八ノ面は、エル自身がではなく、武器、つまりエルなら大剣が巨大化するらしい。


 一方、フローラのスキルは一つ“絶息(ぜっそく)の極み”。発動条件と効果も同じで「息を止めている間、攻撃する力と耐久力が増していく」という自己強化。



「何か私だけ普通な気がする」



 フローラは、エルやタイヤーに対して不満を漏らすのであった。



◇◇◇



 タイヤー達は、アーマイルの街へ入る前に途中一泊野宿をする。常時タイヤーのスキルを発動させたままにしておく訳にはいかず、タイヤーが動けなくなるクールタイムをやり過ごす必要があった。
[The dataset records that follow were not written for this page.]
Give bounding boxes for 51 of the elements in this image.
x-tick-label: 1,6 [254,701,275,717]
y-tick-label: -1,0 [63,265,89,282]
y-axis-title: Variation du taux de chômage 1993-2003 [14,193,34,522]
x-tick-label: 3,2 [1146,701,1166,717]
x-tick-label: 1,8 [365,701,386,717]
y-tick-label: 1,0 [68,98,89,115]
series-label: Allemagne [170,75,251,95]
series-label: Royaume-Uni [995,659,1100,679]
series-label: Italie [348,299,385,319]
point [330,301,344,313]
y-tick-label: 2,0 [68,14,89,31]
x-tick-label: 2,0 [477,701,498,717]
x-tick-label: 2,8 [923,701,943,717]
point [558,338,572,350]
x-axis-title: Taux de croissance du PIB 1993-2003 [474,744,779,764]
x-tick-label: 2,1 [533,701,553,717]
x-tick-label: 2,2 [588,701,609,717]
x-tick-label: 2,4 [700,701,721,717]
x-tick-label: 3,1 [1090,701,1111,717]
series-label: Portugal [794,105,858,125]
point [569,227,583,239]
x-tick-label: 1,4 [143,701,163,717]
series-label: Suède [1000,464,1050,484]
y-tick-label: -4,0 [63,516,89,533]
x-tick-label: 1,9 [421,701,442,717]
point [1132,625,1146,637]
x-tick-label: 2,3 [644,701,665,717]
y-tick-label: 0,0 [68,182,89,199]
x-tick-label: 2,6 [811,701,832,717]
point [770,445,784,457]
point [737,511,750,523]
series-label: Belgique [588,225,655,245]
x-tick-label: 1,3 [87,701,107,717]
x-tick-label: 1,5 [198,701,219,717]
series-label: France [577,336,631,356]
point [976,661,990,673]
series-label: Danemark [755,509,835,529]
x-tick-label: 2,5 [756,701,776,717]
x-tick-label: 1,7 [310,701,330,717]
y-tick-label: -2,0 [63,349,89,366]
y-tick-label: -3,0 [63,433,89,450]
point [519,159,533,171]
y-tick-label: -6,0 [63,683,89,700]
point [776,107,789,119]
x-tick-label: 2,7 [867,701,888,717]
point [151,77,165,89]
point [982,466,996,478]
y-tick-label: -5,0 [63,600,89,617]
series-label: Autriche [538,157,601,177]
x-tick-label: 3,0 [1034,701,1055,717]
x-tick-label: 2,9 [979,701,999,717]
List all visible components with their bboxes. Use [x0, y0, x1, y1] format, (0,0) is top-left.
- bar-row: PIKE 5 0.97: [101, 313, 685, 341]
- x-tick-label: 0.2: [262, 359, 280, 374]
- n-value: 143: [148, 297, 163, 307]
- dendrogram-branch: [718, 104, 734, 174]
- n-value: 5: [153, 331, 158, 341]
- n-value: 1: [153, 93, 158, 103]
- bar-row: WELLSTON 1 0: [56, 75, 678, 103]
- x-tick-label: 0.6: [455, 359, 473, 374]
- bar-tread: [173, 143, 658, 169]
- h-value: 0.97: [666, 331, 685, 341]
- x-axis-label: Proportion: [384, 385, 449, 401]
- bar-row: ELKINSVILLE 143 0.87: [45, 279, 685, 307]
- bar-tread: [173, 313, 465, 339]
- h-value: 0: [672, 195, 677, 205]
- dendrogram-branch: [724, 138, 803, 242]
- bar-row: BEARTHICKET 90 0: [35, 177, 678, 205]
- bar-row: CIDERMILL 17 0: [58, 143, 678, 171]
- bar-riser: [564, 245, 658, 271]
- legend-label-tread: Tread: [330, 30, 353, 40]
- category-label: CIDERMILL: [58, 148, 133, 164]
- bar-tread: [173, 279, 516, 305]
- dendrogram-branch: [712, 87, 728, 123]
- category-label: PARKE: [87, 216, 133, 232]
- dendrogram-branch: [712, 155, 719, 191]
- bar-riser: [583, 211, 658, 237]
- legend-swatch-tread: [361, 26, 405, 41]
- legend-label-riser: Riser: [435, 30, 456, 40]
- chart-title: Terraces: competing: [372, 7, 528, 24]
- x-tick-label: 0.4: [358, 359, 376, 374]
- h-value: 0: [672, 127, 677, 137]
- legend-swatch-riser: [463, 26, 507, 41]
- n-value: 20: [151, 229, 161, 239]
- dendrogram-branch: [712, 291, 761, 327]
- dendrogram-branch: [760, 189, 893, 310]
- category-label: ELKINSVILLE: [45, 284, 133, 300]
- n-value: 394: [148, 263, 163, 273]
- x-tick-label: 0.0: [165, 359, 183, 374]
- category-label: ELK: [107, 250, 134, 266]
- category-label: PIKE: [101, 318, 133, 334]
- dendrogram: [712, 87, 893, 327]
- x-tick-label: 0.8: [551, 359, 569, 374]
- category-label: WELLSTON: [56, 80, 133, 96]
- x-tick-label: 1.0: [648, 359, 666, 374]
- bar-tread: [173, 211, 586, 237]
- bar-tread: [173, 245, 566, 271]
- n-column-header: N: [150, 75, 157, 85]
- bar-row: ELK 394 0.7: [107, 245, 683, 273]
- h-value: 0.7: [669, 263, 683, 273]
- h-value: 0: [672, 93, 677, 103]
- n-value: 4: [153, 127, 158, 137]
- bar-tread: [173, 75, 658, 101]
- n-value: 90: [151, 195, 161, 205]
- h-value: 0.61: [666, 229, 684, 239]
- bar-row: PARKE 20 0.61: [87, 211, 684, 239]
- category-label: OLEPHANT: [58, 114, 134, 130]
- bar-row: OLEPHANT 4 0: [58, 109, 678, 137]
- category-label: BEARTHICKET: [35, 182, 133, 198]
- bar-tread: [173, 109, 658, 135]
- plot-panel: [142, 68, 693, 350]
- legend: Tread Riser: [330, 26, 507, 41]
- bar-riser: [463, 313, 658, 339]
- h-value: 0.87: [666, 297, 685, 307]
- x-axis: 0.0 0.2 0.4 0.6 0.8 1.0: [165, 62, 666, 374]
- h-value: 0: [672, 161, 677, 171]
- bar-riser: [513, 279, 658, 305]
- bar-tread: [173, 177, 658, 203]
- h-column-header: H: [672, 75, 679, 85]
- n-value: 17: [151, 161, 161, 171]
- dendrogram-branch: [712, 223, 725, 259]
 あと少しで、アーマイルの街が見えてくる街道の脇の木の下で、全く動けないタイヤーは捨て置きエルとフローラは火を焚き、食事の支度を始める。


 料理などしたことがないミュオは興味津々で二人の動きを追う。動けないタイヤーの隣にはす巻きにされたモブカ。



「おーーい! 助けてくれーーっ!!」



 タイヤーの助けを呼ぶ声にエルとフローラが振り向くと、思わず顔をひきつらせる。

唇を必死に尖らせ、タイヤーにキスしようと顔を寄せるモブカに、避けたくても動けないタイヤーの姿。


 フローラが呆れた目をしながら近づくと、タイヤーの体の位置を少しだけモブカから遠ざけた。



「ふ、フローラさん?」

「タイヤーくん、大丈夫、大丈夫。また近づいたら遠ざけるから」



 そう言うとフローラは再び料理の準備へと戻って行ってしまった。



「おーーい」



 タイヤーの声が虚しく夜空に響くのであった。



◇◇◇



「許しておくんなまし」



 翌朝、モブカは、今度はエルの手によりリュックへ頭から逆さまに梱包されていた。

リュックから見えているのは修道女のようなスカートは大いにはだけ、純白の下着と伸びる脚が二本だけ。


 さすがに、これは目立って仕方がないと、街に入る前に元へと戻したのだが、リュックから頭を出したモブカの顔は恍惚の表情を浮かべていた。



「知ってるのじゃ、こういうのを変態って言うんじゃろ!」



 ミュオの指摘を受けたモブカは、何故か頬を染めるのであった。


 アーマイルの街の入り口は、門戸が開かれており、壁などはない。見渡しもよく高い建物などは、見渡せば数えられる程度であった。

一軒家が点在している幾つもの村が、広大な土地に一ヶ所に集まったような街で、その牧歌的な雰囲気が却って宗教都市の装いにタイヤー達は感じた。



「早速で悪いけど、ひゃっはー教の拠点を教えてくれないか?」



 モブカは首を背け態度だけでも拒否を示す。しらみ潰しに探しても良いが、一軒、一軒離れているので、広大故に一苦労なのは目に見えた。

 そこで、エルはモブカに取り引きを持ちかける。



「教えてくれたら、タイヤーがキスしてくれるかもよ?」

「西です。このまま真っ直ぐ行った所に、一際高い建物が見えます。その隣です」

「おおおお? おーい、エルさんや。勝手に僕を売らないで」



 あっさり教えるモブカに、タイヤーが止める間もなく取り引きが成立する。


 エルに詰め寄ると



「何処とは言ってないもの。ほっぺくらいいいじゃない」

「それって……口ではない、そうとも言ってないよね」



 ぶつくさ文句を言いながら言われた方角へ進むと確かに高い建物が見つかる。それは、とても古いが味わいよく、荘厳な教会で、昔からあるアーマイル教のモノだと疑いの余地はなかった。


 街に外壁がないので、全体が把握出来ていないが、この建物を中心に街が造られているのではと感じた。


 その隣には、慎ましくチョコンと建つ教会が。入り口上には、木製の“ひゃっはー教”と書かれた看板があった。